Real Estate Realities: Why Fundraisers Need to Be Careful
Posted on Tue, Jul 13, 2010
Back in the early 90’s when I was working on the first wealth screening product for fundraisers to incorporate detailed real estate information, including multiple-property ownership, the median price of a house was $125K and just over 64% of Americans owned their home.
Over the next 14 years we enjoyed a heck of ride as the value of homes more than doubled and ownership reached 70%. This ride was even more extreme for people in states such as California and Florida.
Clearly real estate was an asset you wanted to know about when calculating a prospect’s wealth. And this was even more true of millionaires because nearly 100% of them owned their home.
Then came mid-2007 and suddenly we reached that roller coaster moment when the clicking stops and the fall begins. In the blink of an eye those reliable wealth estimates based on real estate values not only stopped being reliable, but they also became downright dangerous. This was especially true for prospects in the states that experienced the biggest increases in value.
Fundraisers found themselves using giving capacity estimates not even close to reality. There were exceptions in the middle of the country where real estate values had not increased nearly as much and mortgages were still primarily approved for people banks felt would not default, but elsewhere such was not the case.
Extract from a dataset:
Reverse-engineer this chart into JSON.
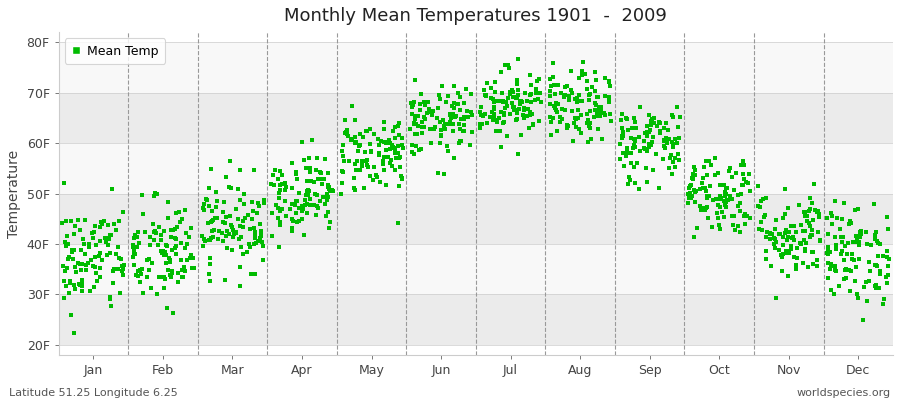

Some comfort was taken in the thought it was the middle-class and not the wealthy being hit by the crisis. Not so fast! This chart is from a recent New York Times article entitled “Biggest Defaulters on Mortgages Are the Rich”:
The article talks about another problem with real estate and that is second home ownership. Pre-crisis this was a great indicator of wealth. Now it could be indicate your prospect is overextended.
For those people who saw real estate as an investment, you can see by the chart they are faring the worst.
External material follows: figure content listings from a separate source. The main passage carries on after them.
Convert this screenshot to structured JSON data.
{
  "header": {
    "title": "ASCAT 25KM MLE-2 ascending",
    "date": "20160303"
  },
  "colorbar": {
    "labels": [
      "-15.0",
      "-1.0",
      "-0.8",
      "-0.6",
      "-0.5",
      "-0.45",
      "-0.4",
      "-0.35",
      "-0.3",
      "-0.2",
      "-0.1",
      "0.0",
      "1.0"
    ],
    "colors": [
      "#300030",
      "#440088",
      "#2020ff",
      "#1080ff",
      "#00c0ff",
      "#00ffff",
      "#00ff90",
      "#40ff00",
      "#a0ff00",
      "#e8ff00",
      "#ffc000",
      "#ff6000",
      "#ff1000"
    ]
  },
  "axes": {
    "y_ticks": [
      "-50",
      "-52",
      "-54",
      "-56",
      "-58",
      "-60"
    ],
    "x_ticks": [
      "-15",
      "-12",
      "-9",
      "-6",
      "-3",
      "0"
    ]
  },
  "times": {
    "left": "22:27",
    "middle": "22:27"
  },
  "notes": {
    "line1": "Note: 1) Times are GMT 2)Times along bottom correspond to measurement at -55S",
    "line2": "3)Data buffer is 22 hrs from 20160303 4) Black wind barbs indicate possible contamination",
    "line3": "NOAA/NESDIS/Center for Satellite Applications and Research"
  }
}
So what is a fundraiser to do?
- Identify prospects who are rated primarily based on the value of their real estate.
- Create a special segment for prospects owning multiple properties.
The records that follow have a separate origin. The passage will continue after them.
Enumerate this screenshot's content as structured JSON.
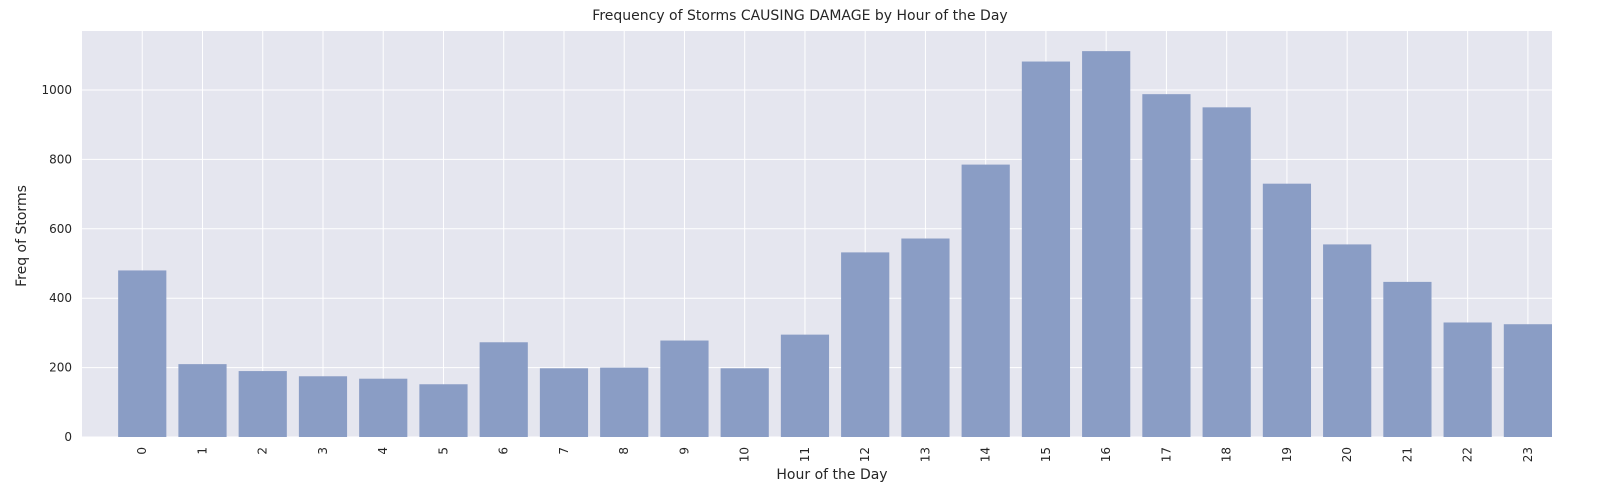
{
  "chart_data": {
    "type": "bar",
    "title": "Frequency of Storms CAUSING DAMAGE by Hour of the Day",
    "xlabel": "Hour of the Day",
    "ylabel": "Freq of Storms",
    "categories": [
      "0",
      "1",
      "2",
      "3",
      "4",
      "5",
      "6",
      "7",
      "8",
      "9",
      "10",
      "11",
      "12",
      "13",
      "14",
      "15",
      "16",
      "17",
      "18",
      "19",
      "20",
      "21",
      "22",
      "23"
    ],
    "values": [
      480,
      210,
      190,
      175,
      168,
      152,
      273,
      198,
      200,
      278,
      198,
      295,
      532,
      572,
      785,
      1082,
      1112,
      988,
      950,
      730,
      555,
      447,
      330,
      325
    ],
    "ylim": [
      0,
      1170
    ],
    "yticks": [
      "0",
      "200",
      "400",
      "600",
      "800",
      "1000"
    ],
    "grid": true,
    "colors": {
      "bar": "#8a9dc5",
      "background": "#e5e6ef",
      "grid": "#ffffff"
    }
  }
}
- Look closely at these prospects to see if they have lowered or stopped their giving to you during the last two years.
- Find out if they are giving to other organizations using TrueGivers™.
- Determine what their current employment is using TrueLeaders™.
And don’t forget to take a look at any prospects with a wealth score. Real estate is a big factor in any scoring system used by traditional wealth screening vendors. That score may have been right a few years ago, but now it could be problematic.
Given all of this should you continue to use real estate? The answer is yes. Just use an abundance of caution and find other indicators, such as giving, to corroborate your capacity estimate.